Draft Product Description for Fedora Workstation
awilliam at redhat.com
Tue Nov 5 20:56:47 UTC 2013
On Mon, 2013-11-04 at 21:03 +0100, drago01 wrote:
> On Mon, Nov 4, 2013 at 9:02 PM, Reindl Harald <h.reindl at thelounge.net> wrote:
> > Am 04.11.2013 20:56, schrieb drago01:
> >> On Mon, Nov 4, 2013 at 8:49 PM, Reindl Harald <h.reindl at thelounge.net> wrote:
> >>> that's all true but you can be pretty sure if a "app-store" with
> >>> bundeled applications exists *nobody* would package and maintain
> >>> them as RPM -> everybody would point with his finger to the app
> >> No because RPM packages apps *do* have benifits .. otherwise we
> >> wouldn't have this discussion.
> >>> if it goes in that direction, and it starts faster than anybody likes
> >>> you do a dramatical harm to the userbase which likes the consistent
> >>> package managment and *really used* conecpt of shared libraries
> >> Again those are NOT MUTUALLY EXCLUSIVE. You can have sandboxed *and*
> >> rpm packaged apps at the same time.
> > the most imporant word in your answer is *CAN*
> > but you will not, nobody will package whatever application
> > as RPM if he is fine with the app-store, so you *could*
> > have both but i doubt at the end of the day it will happen
> And I disagree ... but there is a way to find out ... lets try and see ;)
That's rather a cavalier attitude.
You seem to agree that the future Harald posits is at least a
possibility. If so, I think you, he and I would all agree it would be a
negative outcome in at least some respects. It is, therefore, a future
risk. It's not an easily reversible risk: we can't invent a sandboxed
app distribution mechanism, promote it as a blessed and 'supported'
method of app distribution for Fedora, and then suddenly say 'hey, wait,
that was a bad idea!' and take it away again. Or, rather, we could, but
that path would have its own negative consequences.
So: you, he and I all agree that the path your propose implies a risk.
You would also argue, I'm sure, that it may result in a benefit.
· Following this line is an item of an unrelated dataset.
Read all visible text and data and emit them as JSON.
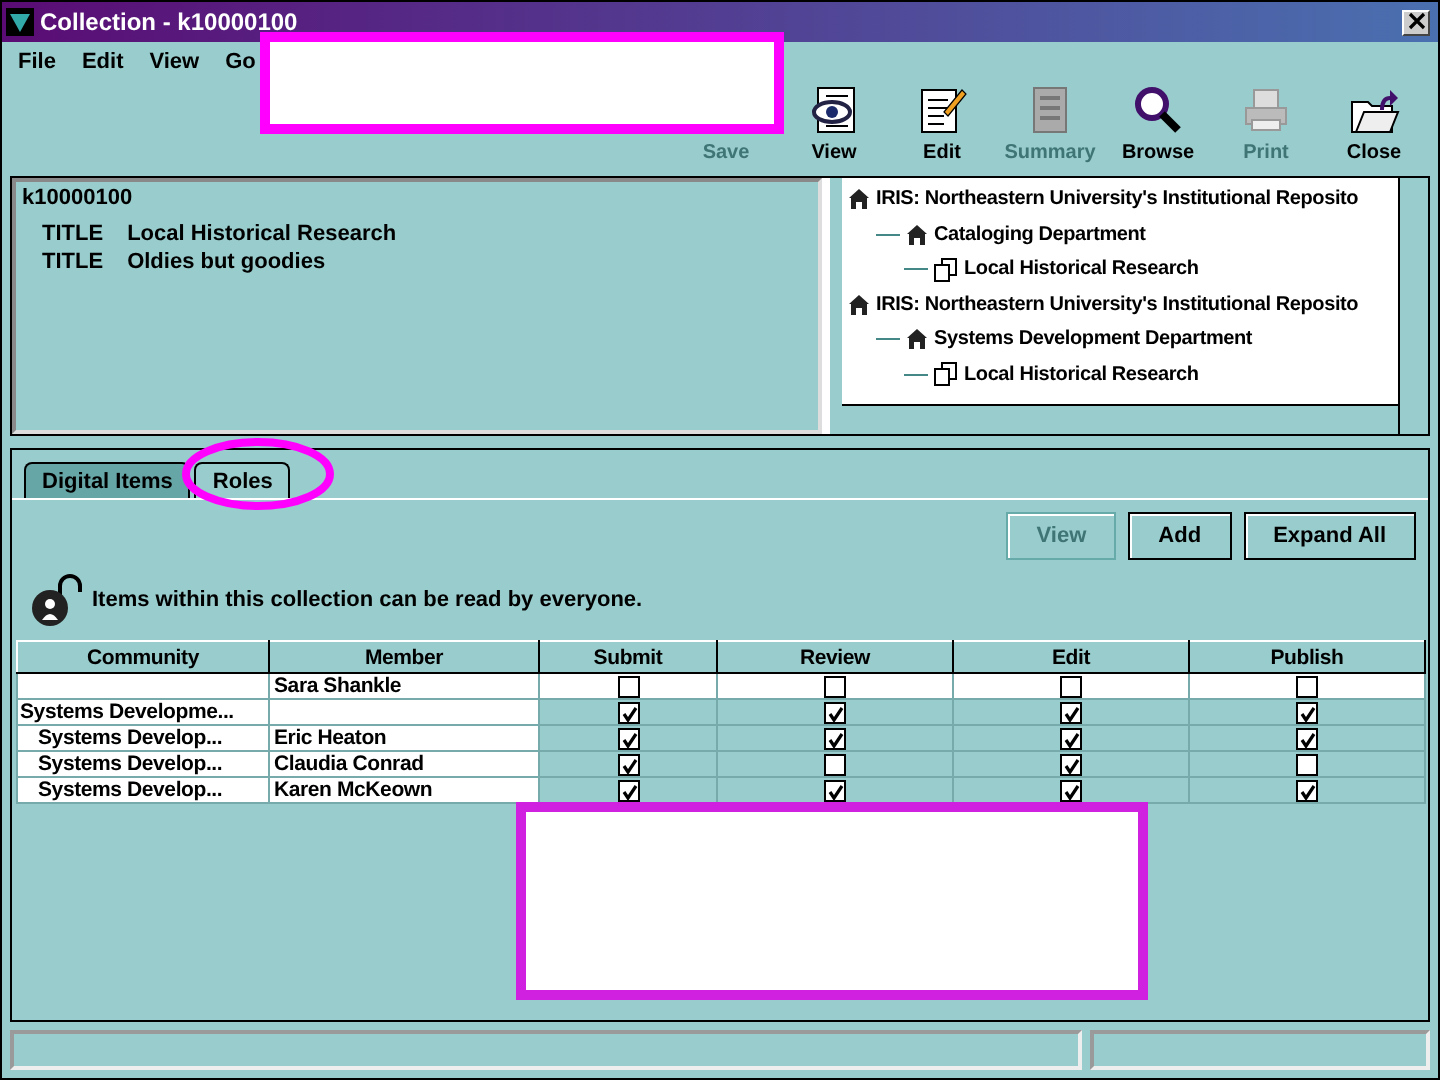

In this situation what we should do is carefully consider the relative
possibilities of the good, bad and mixed outcomes with as much precision
as we can, and try to come up with a path forward which makes the
likelihood of a good outcome as high as possible and the likelihood of a
bad outcome as low as possible. "Let's just try it and see what
happens!" is not a mature approach to risk management.